もう半分は、たいてい飛ばされる。すでに取れている睡眠を守ることだ。徐波活動はこの話の両半分に共通する言葉である——液体のリズムが記録されたのもそこであり、トレーニングが確実に改善するものの一つでもある。英雄的な努力よりも、規則性のほうが多くをもたらす。

脳の排出は誰にも測れない——だから測れるものを見る
近い将来について率直に言っておく。必ず来るからだ。グリンパティックの流れを測る民生機器は存在しない。指輪も、腕時計も、ヘッドバンドも、アプリも。ヒトでの研究には研究用MRI、静脈内造影剤、そして略号だらけの撮像技術が必要だった。今後18か月のうちに「夜間の脳ドレナージ・スコア」を差し出してくる相手がいたら、それは作り話である。
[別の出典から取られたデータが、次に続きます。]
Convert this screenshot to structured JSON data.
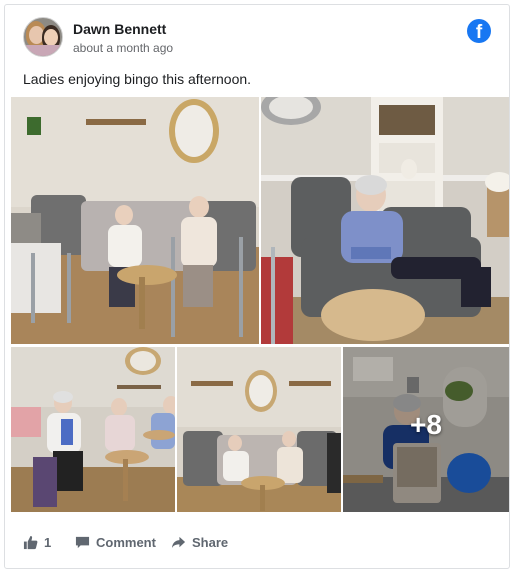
{
  "post": {
    "author_name": "Dawn Bennett",
    "timestamp": "about a month ago",
    "text": "Ladies enjoying bingo this afternoon.",
    "platform_icon": "facebook-icon",
    "brand_color": "#1877f2"
  },
  "gallery": {
    "photos": [
      {
        "name": "photo-1",
        "alt": "Residents playing bingo in lounge"
      },
      {
        "name": "photo-2",
        "alt": "Resident seated in grey armchair playing bingo"
      },
      {
        "name": "photo-3",
        "alt": "Residents seated around small tables"
      },
      {
        "name": "photo-4",
        "alt": "Residents at bingo in lounge"
      },
      {
        "name": "photo-5",
        "alt": "Resident at table in conservatory"
      }
    ],
    "more_count_label": "+8"
  },
  "actions": {
    "like_count": "1",
    "comment_label": "Comment",
    "share_label": "Share",
    "like_icon": "thumbs-up-icon",
    "comment_icon": "comment-icon",
    "share_icon": "share-arrow-icon"
  }
}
そして「脳のデトックス」として売られるものには用心してほしい。この語は、証拠が認めていない仕事をさせられている。
見られるのは入力のほうだ。どれも実在し、安価で、あなたのものである。深い睡眠がどれだけ取れているか、夜がどれだけ規則的か、安静時心拍数と HRV の数週間にわたる推移、そして有酸素的な体力が正しい方向へ動いているか。Agen Band は眠っている間に緩やかな信号を記録し、Agen app はそれらを実際に読めるトレンドにまとめる。その正直な限界については、ウェアラブルに測れるもの・測れないものに書いたとおりだ。これらもまた代理指標である。違いは、何の代理なのかを私たちが分かっていること、そして、あなた自身の脳脊髄液の画像に料金を請求していないことだ。
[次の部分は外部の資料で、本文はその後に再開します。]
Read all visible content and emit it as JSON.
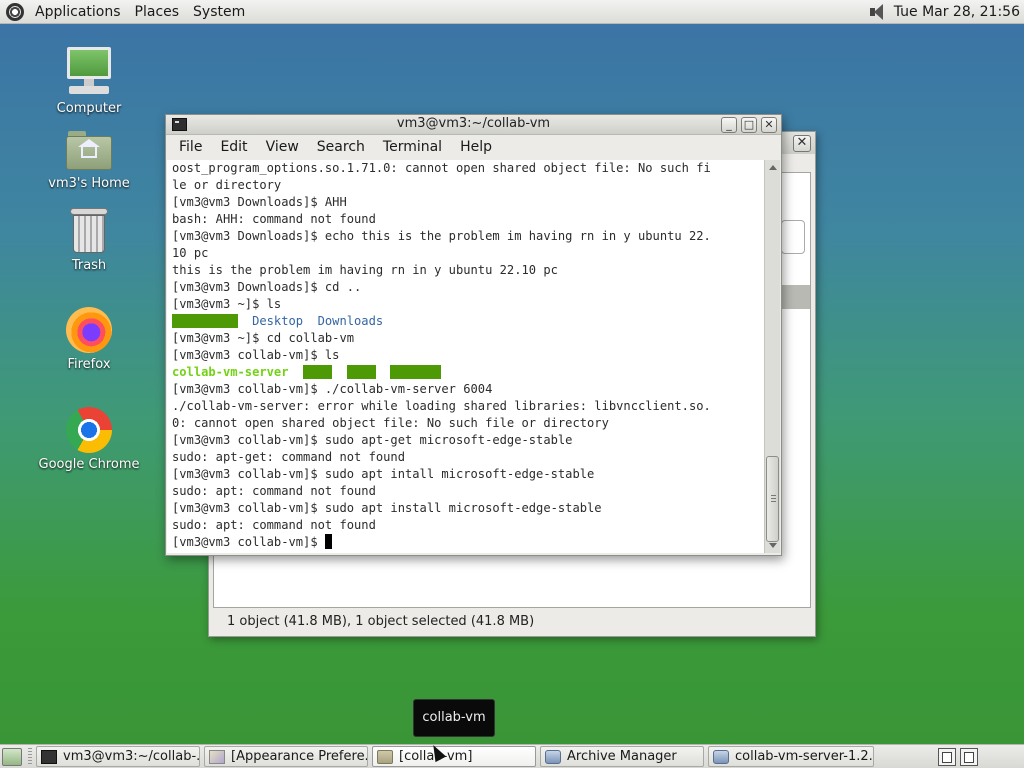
{
  "top_panel": {
    "menus": [
      "Applications",
      "Places",
      "System"
    ],
    "clock": "Tue Mar 28, 21:56"
  },
  "desktop_icons": [
    {
      "label": "Computer"
    },
    {
      "label": "vm3's Home"
    },
    {
      "label": "Trash"
    },
    {
      "label": "Firefox"
    },
    {
      "label": "Google Chrome"
    }
  ],
  "file_manager": {
    "status": "1 object (41.8 MB), 1 object selected (41.8 MB)",
    "close_symbol": "✕"
  },
  "terminal": {
    "title": "vm3@vm3:~/collab-vm",
    "buttons": {
      "minimize": "_",
      "maximize": "□",
      "close": "✕"
    },
    "menus": [
      "File",
      "Edit",
      "View",
      "Search",
      "Terminal",
      "Help"
    ],
    "lines": [
      "oost_program_options.so.1.71.0: cannot open shared object file: No such fi",
      "le or directory",
      "[vm3@vm3 Downloads]$ AHH",
      "bash: AHH: command not found",
      "[vm3@vm3 Downloads]$ echo this is the problem im having rn in y ubuntu 22.",
      "10 pc",
      "this is the problem im having rn in y ubuntu 22.10 pc",
      "[vm3@vm3 Downloads]$ cd ..",
      "[vm3@vm3 ~]$ ls"
    ],
    "ls_home": {
      "hidden_item": "collab-vm",
      "dir1": "Desktop",
      "dir2": "Downloads"
    },
    "lines2": [
      "[vm3@vm3 ~]$ cd collab-vm",
      "[vm3@vm3 collab-vm]$ ls"
    ],
    "ls_collab": {
      "exec": "collab-vm-server",
      "h1": "html",
      "h2": "http",
      "h3": "scripts"
    },
    "lines3": [
      "[vm3@vm3 collab-vm]$ ./collab-vm-server 6004",
      "./collab-vm-server: error while loading shared libraries: libvncclient.so.",
      "0: cannot open shared object file: No such file or directory",
      "[vm3@vm3 collab-vm]$ sudo apt-get microsoft-edge-stable",
      "sudo: apt-get: command not found",
      "[vm3@vm3 collab-vm]$ sudo apt intall microsoft-edge-stable",
      "sudo: apt: command not found",
      "[vm3@vm3 collab-vm]$ sudo apt install microsoft-edge-stable",
      "sudo: apt: command not found"
    ],
    "prompt": "[vm3@vm3 collab-vm]$ "
  },
  "tooltip": "collab-vm",
  "taskbar": [
    {
      "label": "vm3@vm3:~/collab-...",
      "icon": "terminal-icon"
    },
    {
      "label": "[Appearance Prefere...",
      "icon": "appearance-icon"
    },
    {
      "label": "[collab-vm]",
      "icon": "folder-icon"
    },
    {
      "label": "Archive Manager",
      "icon": "archive-icon"
    },
    {
      "label": "collab-vm-server-1.2....",
      "icon": "archive-icon"
    }
  ]
}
この分野が注目と資金を集めるのは、脳の老廃物排出の破綻が神経変性の研究で繰り返し現れるからである。科学者が丁寧に調べる理由としては申し分ない。だが、火曜日の自転車を何かに対する保険と考える理由にはならない。そしてこのページのいかなる記述も、疾患を治療・予防・診断するものではない。
結論
よくできた比喩は危うい。「ゴミ出し」は、直接の実証的な反論が出たことにほとんどの人が気づかないまま生き延びる程度には鮮やかで、クリスマスまでに何かを売り始める程度には鮮やかだ。冷静に言い直せばこうなる。眠る脳の中を液体が実際にリズムを刻んで動いているのは確かだ。その動きが覚醒時より多くの老廃物を運び出すかは、いままさに争われている。そして小さく丁寧なヒト研究は、ごく普通の自転車を3か月続けると配管が好ましい方向へ少し動くことを示唆している。
どれも、あなたがすべきことを変えない。ほとんどの週で有酸素運動をし、睡眠を規則正しく保ち、2週間ではなく一季節を与え、機序は軽く握っておくこと。実際に見える数字は、幻想を正すために使う——新しい幻想を買うためではなく。